金手在餐桌上屢屢為他帶來讚歎——直到打翻酒杯。他的脾氣發作了。“媽的,如果你如此羨慕這該死的玩意兒,我很樂意把你用劍的手砍掉。”他告訴佛列蒙·布拉克斯。
無人再敢多言,他在平靜中多喝了點酒。
城堡主人跟蘭尼斯特家族結親,才一歲便做了他表弟提瑞克的夫人,此刻也還是個圓胖的小嬰兒。席間,這位艾彌珊德夫人被抱出來相見,她穿金線小裙服,裙服中間用翡翠顆粒組成一條淡綠色大波浪,周圍是綠色柵格——這是哈佛家族的紋章。過不多久,小女孩號啕大哭,便被奶媽安撫著送回臥房了。
“還沒有提瑞克大人的訊息?”鮭魚端上桌時,代理城主詢問。
“沒有。”提瑞克·蘭尼斯特在君臨暴動中失蹤時,詹姆還在奔流城作俘虜。若這孩子沒死,應滿十四歲了。
“遵照泰溫大人的命令,我曾親自帶隊搜查,”亞當·馬爾布蘭爵士邊剔魚骨頭邊說,“但我的發現不比拜瓦特多。暴民們突破金袍子的封鎖線時,那孩子還在馬上,其後嘛……嗯,我們找到了他的馬,人卻沒有半點線索,多半是被拉下來殺了。但若是這樣,屍體在哪兒?暴民讓其他人暴屍街巷,為何單單沒有他?”
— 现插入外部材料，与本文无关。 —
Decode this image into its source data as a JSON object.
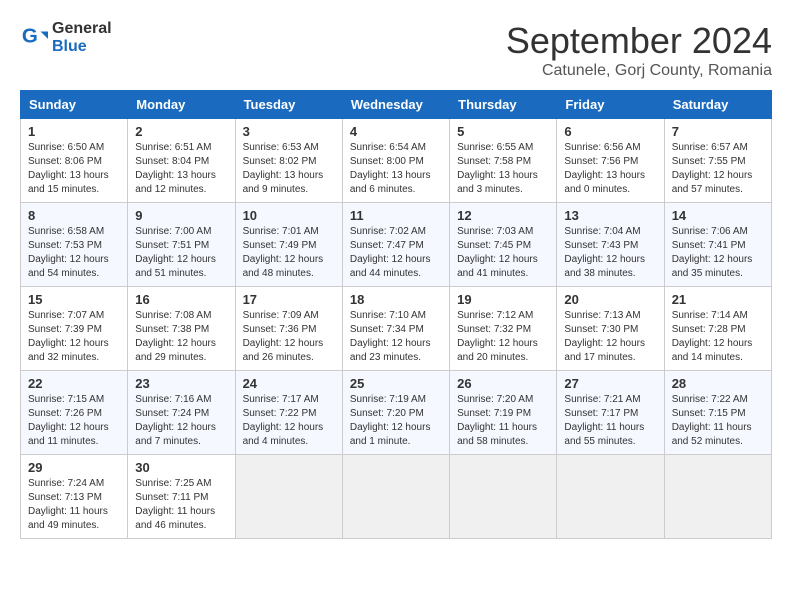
{
  "header": {
    "logo_general": "General",
    "logo_blue": "Blue",
    "month_title": "September 2024",
    "location": "Catunele, Gorj County, Romania"
  },
  "days_of_week": [
    "Sunday",
    "Monday",
    "Tuesday",
    "Wednesday",
    "Thursday",
    "Friday",
    "Saturday"
  ],
  "weeks": [
    [
      {
        "day": "1",
        "sunrise": "6:50 AM",
        "sunset": "8:06 PM",
        "daylight": "13 hours and 15 minutes."
      },
      {
        "day": "2",
        "sunrise": "6:51 AM",
        "sunset": "8:04 PM",
        "daylight": "13 hours and 12 minutes."
      },
      {
        "day": "3",
        "sunrise": "6:53 AM",
        "sunset": "8:02 PM",
        "daylight": "13 hours and 9 minutes."
      },
      {
        "day": "4",
        "sunrise": "6:54 AM",
        "sunset": "8:00 PM",
        "daylight": "13 hours and 6 minutes."
      },
      {
        "day": "5",
        "sunrise": "6:55 AM",
        "sunset": "7:58 PM",
        "daylight": "13 hours and 3 minutes."
      },
      {
        "day": "6",
        "sunrise": "6:56 AM",
        "sunset": "7:56 PM",
        "daylight": "13 hours and 0 minutes."
      },
      {
        "day": "7",
        "sunrise": "6:57 AM",
        "sunset": "7:55 PM",
        "daylight": "12 hours and 57 minutes."
      }
    ],
    [
      {
        "day": "8",
        "sunrise": "6:58 AM",
        "sunset": "7:53 PM",
        "daylight": "12 hours and 54 minutes."
      },
      {
        "day": "9",
        "sunrise": "7:00 AM",
        "sunset": "7:51 PM",
        "daylight": "12 hours and 51 minutes."
      },
      {
        "day": "10",
        "sunrise": "7:01 AM",
        "sunset": "7:49 PM",
        "daylight": "12 hours and 48 minutes."
      },
      {
        "day": "11",
        "sunrise": "7:02 AM",
        "sunset": "7:47 PM",
        "daylight": "12 hours and 44 minutes."
      },
      {
        "day": "12",
        "sunrise": "7:03 AM",
        "sunset": "7:45 PM",
        "daylight": "12 hours and 41 minutes."
      },
      {
        "day": "13",
        "sunrise": "7:04 AM",
        "sunset": "7:43 PM",
        "daylight": "12 hours and 38 minutes."
      },
      {
        "day": "14",
        "sunrise": "7:06 AM",
        "sunset": "7:41 PM",
        "daylight": "12 hours and 35 minutes."
      }
    ],
    [
      {
        "day": "15",
        "sunrise": "7:07 AM",
        "sunset": "7:39 PM",
        "daylight": "12 hours and 32 minutes."
      },
      {
        "day": "16",
        "sunrise": "7:08 AM",
        "sunset": "7:38 PM",
        "daylight": "12 hours and 29 minutes."
      },
      {
        "day": "17",
        "sunrise": "7:09 AM",
        "sunset": "7:36 PM",
        "daylight": "12 hours and 26 minutes."
      },
      {
        "day": "18",
        "sunrise": "7:10 AM",
        "sunset": "7:34 PM",
        "daylight": "12 hours and 23 minutes."
      },
      {
        "day": "19",
        "sunrise": "7:12 AM",
        "sunset": "7:32 PM",
        "daylight": "12 hours and 20 minutes."
      },
      {
        "day": "20",
        "sunrise": "7:13 AM",
        "sunset": "7:30 PM",
        "daylight": "12 hours and 17 minutes."
      },
      {
        "day": "21",
        "sunrise": "7:14 AM",
        "sunset": "7:28 PM",
        "daylight": "12 hours and 14 minutes."
      }
    ],
    [
      {
        "day": "22",
        "sunrise": "7:15 AM",
        "sunset": "7:26 PM",
        "daylight": "12 hours and 11 minutes."
      },
      {
        "day": "23",
        "sunrise": "7:16 AM",
        "sunset": "7:24 PM",
        "daylight": "12 hours and 7 minutes."
      },
      {
        "day": "24",
        "sunrise": "7:17 AM",
        "sunset": "7:22 PM",
        "daylight": "12 hours and 4 minutes."
      },
      {
        "day": "25",
        "sunrise": "7:19 AM",
        "sunset": "7:20 PM",
        "daylight": "12 hours and 1 minute."
      },
      {
        "day": "26",
        "sunrise": "7:20 AM",
        "sunset": "7:19 PM",
        "daylight": "11 hours and 58 minutes."
      },
      {
        "day": "27",
        "sunrise": "7:21 AM",
        "sunset": "7:17 PM",
        "daylight": "11 hours and 55 minutes."
      },
      {
        "day": "28",
        "sunrise": "7:22 AM",
        "sunset": "7:15 PM",
        "daylight": "11 hours and 52 minutes."
      }
    ],
    [
      {
        "day": "29",
        "sunrise": "7:24 AM",
        "sunset": "7:13 PM",
        "daylight": "11 hours and 49 minutes."
      },
      {
        "day": "30",
        "sunrise": "7:25 AM",
        "sunset": "7:11 PM",
        "daylight": "11 hours and 46 minutes."
      },
      null,
      null,
      null,
      null,
      null
    ]
  ]
}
“或許令他活著更有價值,”壯豬認為,“蘭尼斯特家的人贖金不菲。”
“這點毫無疑問,”馬爾布蘭承認,“怪就怪在沒人來索要贖金,這孩子如同憑空蒸發了。”
“他死了,”詹姆已喝下三杯葡萄酒,金手變得越來越沉,越來越笨拙。哼,倒不如裝上鉤子。“等那幫暴民明白自己殺的是誰,恐怕慌不擇路地要把屍體投入河中,以防被我父親發現。蘭尼斯特有債必還,當年君臨城破,泰溫公爵教他們領教過滋味。”
“有債必還。”壯豬同意,大家也就此打住。
不過等飯後在塔樓房間過夜時,詹姆自己卻懷疑起來。再怎麼說,提瑞克與藍賽爾一道做過勞勃國王的侍從,他們曉得的秘密比黃金更貴重,比利刃更致命。他想到了瓦里斯,那個咯咯假笑、渾身散發著薰衣草香味的太監。全城都有此人的眼線密探,要在混亂中偷走提瑞克自是舉手之勞……或許太監早就知道暴動將於何時何地發生。瓦里斯讓我們大家相信,他是不可或缺的,他什麼都清楚。然而這次暴動他卻一分半點都沒警告瑟曦,他甚至沒到船邊去送別彌賽菈。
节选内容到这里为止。